Quoiqu’on se paye volontiers d’apparences, à Paris, et que les myopes ne fassent pas grande différence entre un homme bien mis et un homme vraiment élégant, le mieux est encore de se faire habiller par le tailleur en réputation, - celui qui a l’honneur de fournir les petits messieurs de la petite noblesse, les gentilshommes du club et du turf, les bâtards de La Palférine, de Rastignac et de Félix de Vandenesse.

Quel artiste tient la corde vestimentaire ? Est-ce Humaun-Kerkoff, Renard, Dusautoy, ou Pomadère ? Je ne saurais me prononcer là-dessus sans impertinence : consultez, votre goût et les chroniques de modes. Il est de ces renseignements qu’on ne demande à personne qu’à soi-même.

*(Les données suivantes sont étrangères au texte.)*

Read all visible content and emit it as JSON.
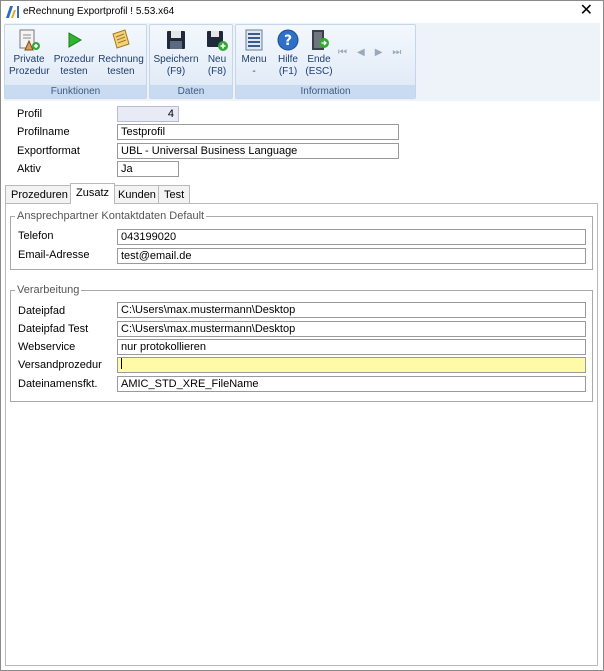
{
  "window": {
    "title": "eRechnung Exportprofil ! 5.53.x64",
    "close_glyph": "✕"
  },
  "ribbon": {
    "groups": [
      {
        "label": "Funktionen",
        "buttons": [
          {
            "line1": "Private",
            "line2": "Prozedur",
            "icon": "private-procedure-icon"
          },
          {
            "line1": "Prozedur",
            "line2": "testen",
            "icon": "play-icon"
          },
          {
            "line1": "Rechnung",
            "line2": "testen",
            "icon": "invoice-icon"
          }
        ]
      },
      {
        "label": "Daten",
        "buttons": [
          {
            "line1": "Speichern",
            "line2": "(F9)",
            "icon": "save-icon"
          },
          {
            "line1": "Neu",
            "line2": "(F8)",
            "icon": "new-icon"
          }
        ]
      },
      {
        "label": "Information",
        "buttons": [
          {
            "line1": "Menu",
            "line2": "-",
            "icon": "menu-icon"
          },
          {
            "line1": "Hilfe",
            "line2": "(F1)",
            "icon": "help-icon"
          },
          {
            "line1": "Ende",
            "line2": "(ESC)",
            "icon": "exit-icon"
          }
        ]
      }
    ],
    "nav": {
      "first": "⏮",
      "prev": "◀",
      "next": "▶",
      "last": "⏭"
    }
  },
  "form": {
    "profil": {
      "label": "Profil",
      "value": "4"
    },
    "profilname": {
      "label": "Profilname",
      "value": "Testprofil"
    },
    "exportformat": {
      "label": "Exportformat",
      "value": "UBL - Universal Business Language"
    },
    "aktiv": {
      "label": "Aktiv",
      "value": "Ja"
    }
  },
  "tabs": [
    {
      "label": "Prozeduren"
    },
    {
      "label": "Zusatz"
    },
    {
      "label": "Kunden"
    },
    {
      "label": "Test"
    }
  ],
  "contact_box": {
    "legend": "Ansprechpartner Kontaktdaten Default",
    "telefon": {
      "label": "Telefon",
      "value": "043199020"
    },
    "email": {
      "label": "Email-Adresse",
      "value": "test@email.de"
    }
  },
  "processing_box": {
    "legend": "Verarbeitung",
    "dateipfad": {
      "label": "Dateipfad",
      "value": "C:\\Users\\max.mustermann\\Desktop"
    },
    "dateipfad_test": {
      "label": "Dateipfad Test",
      "value": "C:\\Users\\max.mustermann\\Desktop"
    },
    "webservice": {
      "label": "Webservice",
      "value": "nur protokollieren"
    },
    "versandprozedur": {
      "label": "Versandprozedur",
      "value": ""
    },
    "dateinamensfkt": {
      "label": "Dateinamensfkt.",
      "value": "AMIC_STD_XRE_FileName"
    }
  },
  "colors": {
    "ribbon_label_bg": "#c9dbf0",
    "active_field_bg": "#fffaa8",
    "readonly_field_bg": "#e8eaf6"
  }
}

Ce que je peux vous garantir, c’est que lorsque vous aurez un veston et un pantalon sortis des ateliers d’un bon faiseur, et, avec cela, un col cassé d’un bon chemisier, un chapeau de chez Delion, des bottes d’un bon Sakowskl, des gants d’un bon Jouvin, vous serez mis dans le dernier chic.

Go ahead ! Auparavant, cependant, comme il ne suffit pas de savoir s’habiller et qu’il faut encore savoir parler, il est prudent d’apprendre au plus tôt la langue à la mode, qui est (à suivre...) :

LA LANGUE VERTE

P.-S.

Texte établi par LUXE-PUBLISHING.COM à partir de l’ouvrage de Alfred Delvau, Les plaisirs de Paris, Guide pratique et illustré, Achille Faure, Libraire-Éditeur, Paris, 1867.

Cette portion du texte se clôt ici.